International Cricket is one of the only Nintendo Entertainment System (NES) games designed specifically for the Australian market. Melbourne-based Beam Software recreated the cricket pitch in pixels for this iconic game, which simulates a One Day International match and is playable by one to six people, in either single games or round-robin style contests.
Players can bat, bowl and choose to play as big-name cricketers of the day… sort of. Beam Software didn’t get the licenses to use real players, but if you squint hard enough at the character called H. Mervin, you can imagine it’s Merv Hughes.
The game’s AI was notoriously easy to predict but the game’s lack of difficulty didn’t dampen its popularity. Beam Software was also a little difficult to predict – despite working with Nintendo, they cheekily hid images of Sonic the Hedgehog in the game, who was the mascot of rival Sega.

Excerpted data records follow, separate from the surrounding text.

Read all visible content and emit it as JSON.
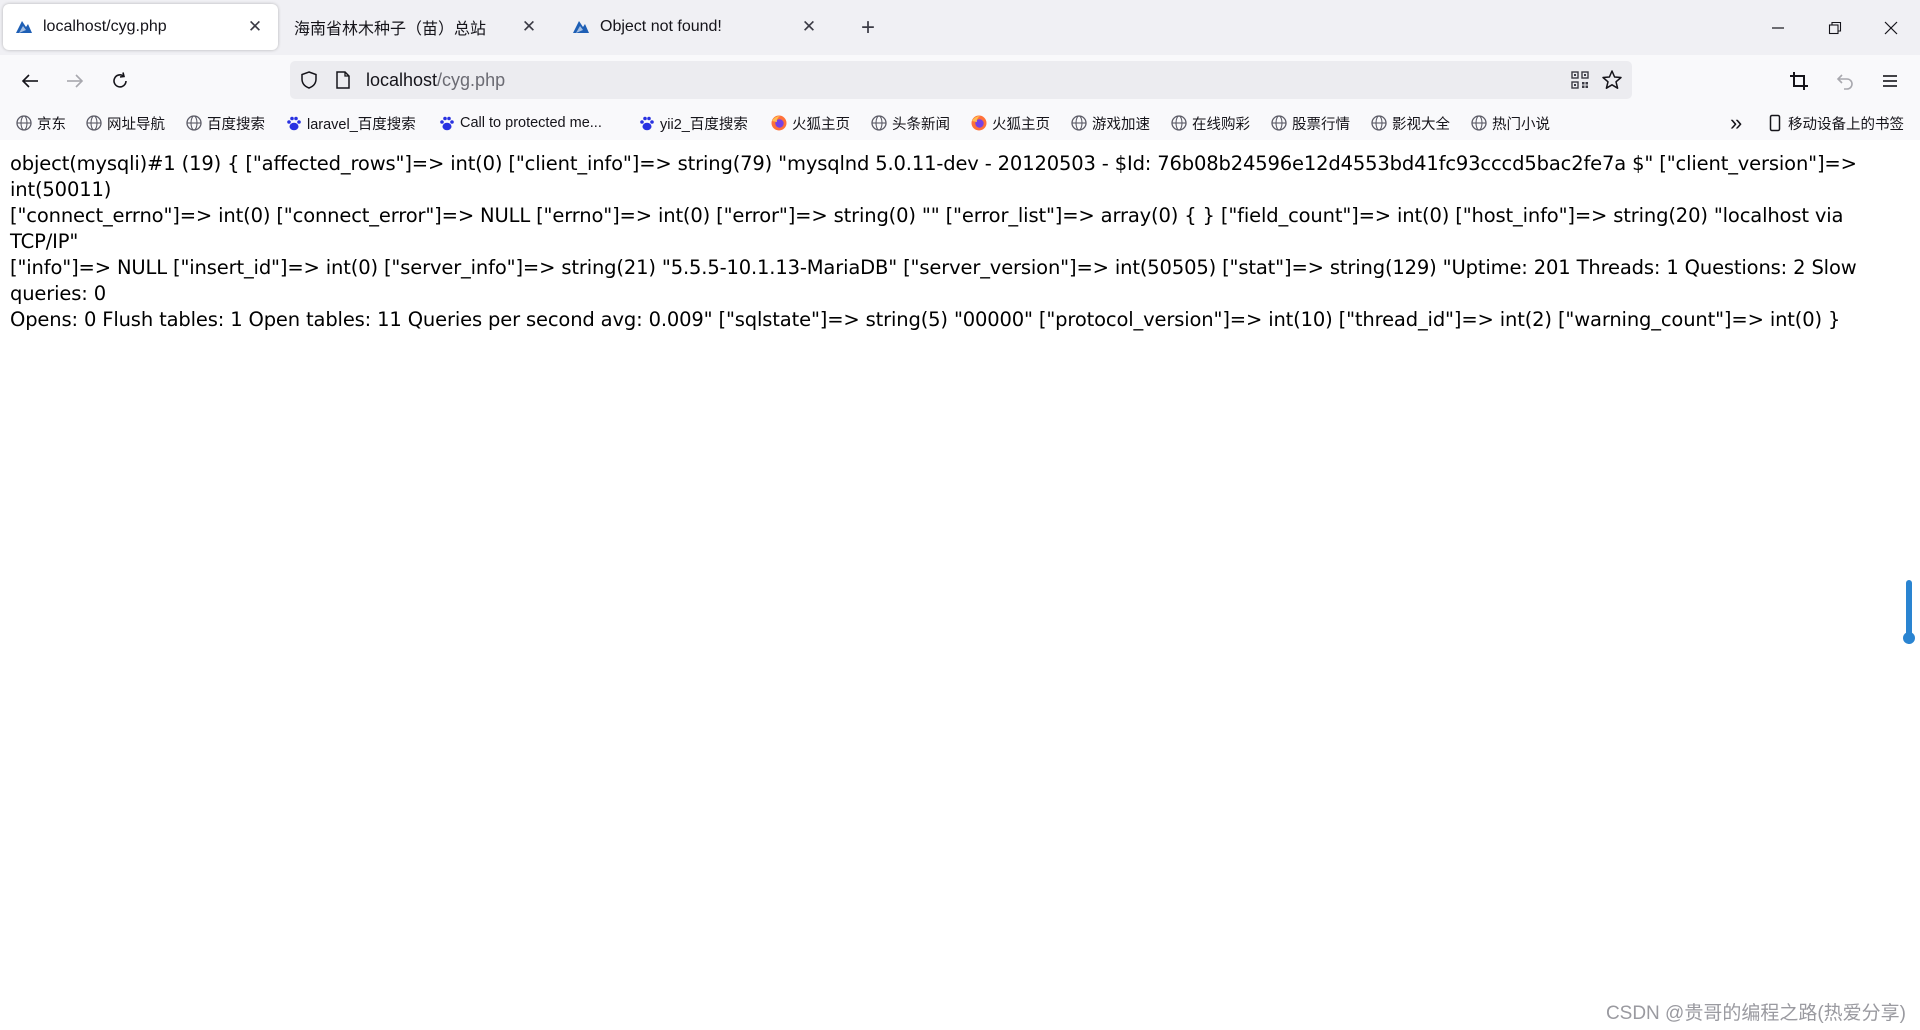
{
  "tabs": [
    {
      "title": "localhost/cyg.php",
      "active": true,
      "close_glyph": "✕"
    },
    {
      "title": "海南省林木种子（苗）总站",
      "active": false,
      "close_glyph": "✕"
    },
    {
      "title": "Object not found!",
      "active": false,
      "close_glyph": "✕"
    }
  ],
  "new_tab_glyph": "+",
  "window_controls": {
    "minimize": "minimize-icon",
    "restore": "restore-icon",
    "close": "close-icon"
  },
  "nav": {
    "url_host": "localhost",
    "url_path": "/cyg.php"
  },
  "bookmarks": [
    {
      "label": "京东",
      "icon": "globe-icon"
    },
    {
      "label": "网址导航",
      "icon": "globe-icon"
    },
    {
      "label": "百度搜索",
      "icon": "globe-icon"
    },
    {
      "label": "laravel_百度搜索",
      "icon": "baidu-paw-icon"
    },
    {
      "label": "Call to protected me...",
      "icon": "baidu-paw-icon"
    },
    {
      "label": "yii2_百度搜索",
      "icon": "baidu-paw-icon"
    },
    {
      "label": "火狐主页",
      "icon": "firefox-icon"
    },
    {
      "label": "头条新闻",
      "icon": "globe-icon"
    },
    {
      "label": "火狐主页",
      "icon": "firefox-icon"
    },
    {
      "label": "游戏加速",
      "icon": "globe-icon"
    },
    {
      "label": "在线购彩",
      "icon": "globe-icon"
    },
    {
      "label": "股票行情",
      "icon": "globe-icon"
    },
    {
      "label": "影视大全",
      "icon": "globe-icon"
    },
    {
      "label": "热门小说",
      "icon": "globe-icon"
    }
  ],
  "bookmarks_overflow": "»",
  "mobile_bookmarks": "移动设备上的书签",
  "page": {
    "lines": [
      "object(mysqli)#1 (19) { [\"affected_rows\"]=> int(0) [\"client_info\"]=> string(79) \"mysqlnd 5.0.11-dev - 20120503 - $Id: 76b08b24596e12d4553bd41fc93cccd5bac2fe7a $\" [\"client_version\"]=> int(50011)",
      "[\"connect_errno\"]=> int(0) [\"connect_error\"]=> NULL [\"errno\"]=> int(0) [\"error\"]=> string(0) \"\" [\"error_list\"]=> array(0) { } [\"field_count\"]=> int(0) [\"host_info\"]=> string(20) \"localhost via TCP/IP\"",
      "[\"info\"]=> NULL [\"insert_id\"]=> int(0) [\"server_info\"]=> string(21) \"5.5.5-10.1.13-MariaDB\" [\"server_version\"]=> int(50505) [\"stat\"]=> string(129) \"Uptime: 201 Threads: 1 Questions: 2 Slow queries: 0",
      "Opens: 0 Flush tables: 1 Open tables: 11 Queries per second avg: 0.009\" [\"sqlstate\"]=> string(5) \"00000\" [\"protocol_version\"]=> int(10) [\"thread_id\"]=> int(2) [\"warning_count\"]=> int(0) }"
    ]
  },
  "watermark": "CSDN @贵哥的编程之路(热爱分享)",
  "colors": {
    "accent": "#2a84d1",
    "tabstrip": "#f0f0f4",
    "toolbar": "#f9f9fb",
    "urlbar": "#ececf0"
  }
}
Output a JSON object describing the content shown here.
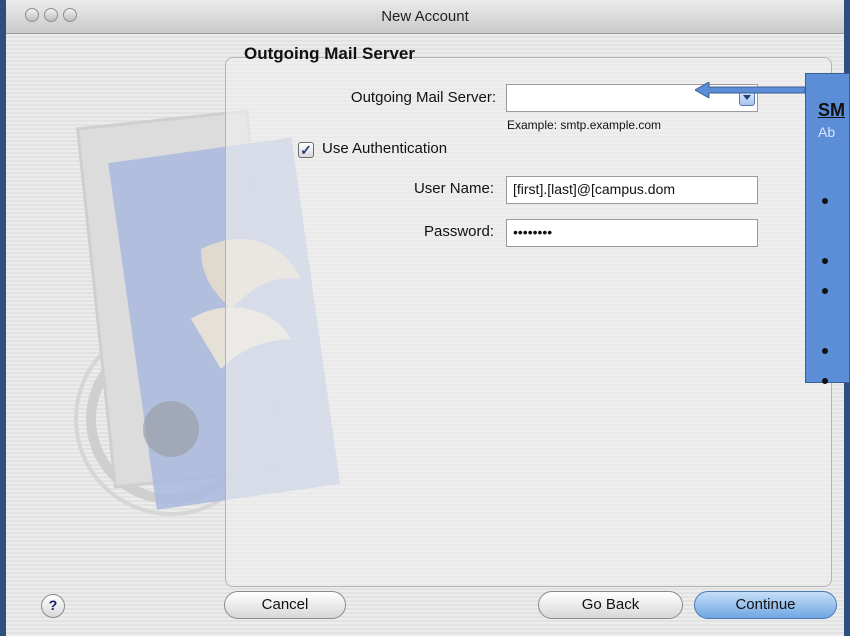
{
  "window": {
    "title": "New Account"
  },
  "section_title": "Outgoing Mail Server",
  "fields": {
    "outgoing_server_label": "Outgoing Mail Server:",
    "outgoing_server_value": "",
    "example": "Example: smtp.example.com",
    "use_auth_label": "Use Authentication",
    "use_auth_checked": true,
    "username_label": "User Name:",
    "username_value": "[first].[last]@[campus.dom",
    "password_label": "Password:",
    "password_value": "••••••••"
  },
  "buttons": {
    "help": "?",
    "cancel": "Cancel",
    "go_back": "Go Back",
    "continue": "Continue"
  },
  "callout": {
    "title": "SM",
    "subtitle": "Ab"
  },
  "colors": {
    "callout_bg": "#5b8ed6",
    "default_button": "#6fa6e3"
  },
  "icons": [
    "mail-stamp-illustration",
    "dropdown-arrow-icon",
    "checkmark-icon",
    "help-icon",
    "arrow-icon"
  ]
}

Released in 1992, International Cricket is the second of the Australian Sports Games that that Beam Software self-published for the Nintendo Entertainment System (NES ) through their publishing arm Laser Beam Entertainment. It followed on from Aussie Rules Footy in the same year.

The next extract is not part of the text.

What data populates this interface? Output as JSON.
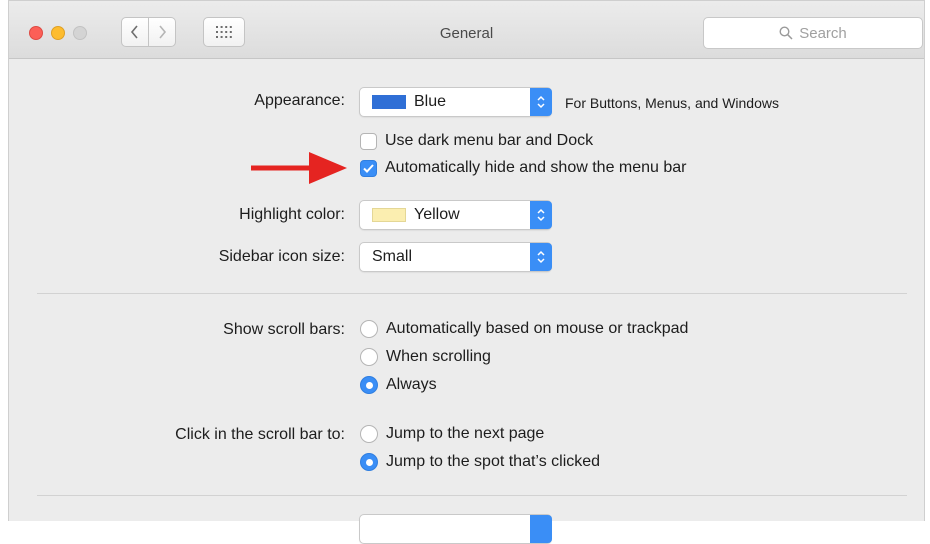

International Cricket is a sport simulation of one-day cricket.
In addition to its single match mode for one or two players, the World Series mode that supports one, two, three or four players featuring teams competing in a round robin format.
The game starts with a coin toss to see who bats. The loser of the toss must then place their team on the field. The camera is in 3rd person for the batting and bowling, switching to a birds-eye view when the ball is hit. The gameplay features a variety of cutscenes to celebrate play including “Out for a Duck”, “Bowled” and the classic “Howzat”. These are nicely executed as Beam had developed in-house a system to produce quality audio and animation for the NES.